Once they completed the interviews and decided to build the product they built an MVP on top of Wordpress. They gave this product to their interviewees and nobody used it. They asked why and everyone simply said that they had been meaning to use it but they just kept forgetting.

Fortunately, Slack had just launched their new platform at this time. They went back to their interviewees and asked them if they would use it if it was hooked up to Slack in a certain way. They got super positive responses to this where people wanted it immediately and were trying to pay for it. With this information, they decided to start from scratch.

They built a new version on top of Slack and had 200 customers sign up in the first 2 days. This was the validation they were looking for. They kept talking to people and learning about why they were even signing up for it and what they were looking for.

The problems these new users talked about were the same as the people they had interviewed but because it was happening inside Slack, people would actually remember to use it. They went all in on Slack from this point.

They started building V3 of their tool which was fully centered around Slack. As they built it, Andy started full-time sales to pre-sell the Slack version. They got 20 prepaid signups while building.

Slack continued to be an important source of new users. Every week they got new users to talk to without really having to do any extra work. If you don't have that kind of free acquisition you have to do outbound email and calls and it will take up so much time that you won't be able to improve the product.

This is part of what is called Product, Market, Channel, Model fit. They knew about this concept from Hubspot but messed it up for 2 years. When they got the Slack V3 product working they started doing inside sales. They hired a salesperson and started doing demos to prospects inside companies.

There were a number of issues with this

  1. Since they charged $5 per user, after the demo they would get a $15/month subscription.

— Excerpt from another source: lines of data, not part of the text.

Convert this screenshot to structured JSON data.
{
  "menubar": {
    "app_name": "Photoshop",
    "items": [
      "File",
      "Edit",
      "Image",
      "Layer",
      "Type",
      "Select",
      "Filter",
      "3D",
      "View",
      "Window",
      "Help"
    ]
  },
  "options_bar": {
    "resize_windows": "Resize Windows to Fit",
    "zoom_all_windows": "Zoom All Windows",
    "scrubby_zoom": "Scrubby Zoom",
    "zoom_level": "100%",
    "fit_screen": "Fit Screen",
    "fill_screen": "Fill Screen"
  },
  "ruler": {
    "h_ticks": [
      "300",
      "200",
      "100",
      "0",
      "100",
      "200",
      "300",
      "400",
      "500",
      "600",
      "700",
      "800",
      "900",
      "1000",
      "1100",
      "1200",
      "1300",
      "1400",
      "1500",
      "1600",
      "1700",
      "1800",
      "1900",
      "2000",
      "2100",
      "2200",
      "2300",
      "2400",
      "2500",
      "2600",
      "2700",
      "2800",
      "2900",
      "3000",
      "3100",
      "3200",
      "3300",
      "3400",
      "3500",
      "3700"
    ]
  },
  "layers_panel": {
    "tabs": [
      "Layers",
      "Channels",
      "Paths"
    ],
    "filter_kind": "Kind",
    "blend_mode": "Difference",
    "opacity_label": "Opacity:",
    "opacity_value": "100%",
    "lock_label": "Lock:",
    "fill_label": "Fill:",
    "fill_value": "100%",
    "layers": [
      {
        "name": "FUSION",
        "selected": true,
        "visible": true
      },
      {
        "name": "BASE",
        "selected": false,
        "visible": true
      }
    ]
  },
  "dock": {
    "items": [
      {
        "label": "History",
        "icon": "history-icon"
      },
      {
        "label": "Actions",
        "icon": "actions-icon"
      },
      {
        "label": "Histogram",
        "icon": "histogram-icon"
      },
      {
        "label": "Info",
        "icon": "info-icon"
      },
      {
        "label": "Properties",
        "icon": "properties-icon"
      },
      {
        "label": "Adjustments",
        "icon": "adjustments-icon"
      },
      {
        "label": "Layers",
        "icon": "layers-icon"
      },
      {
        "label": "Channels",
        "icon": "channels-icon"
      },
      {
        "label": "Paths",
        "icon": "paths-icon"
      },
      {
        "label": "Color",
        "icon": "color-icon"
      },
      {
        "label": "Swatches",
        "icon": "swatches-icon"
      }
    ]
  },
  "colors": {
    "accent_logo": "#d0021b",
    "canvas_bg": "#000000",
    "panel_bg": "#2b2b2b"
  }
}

The economics don't work out because demos cost so much.
  2. The top customer types, founders and engineers, don't want a demo. They just want to start using it.

Today they reach these people with a freemium model driven from two places. Content is the most important source of leads. Founders and engineers are always learning. They're listening to podcasts like Indie Hackers and reading on the internet. So they produce content about why you need a wiki etc.

They've also had success with integrations. They get listed in platform directories. This drives more qualified leads to Tettra.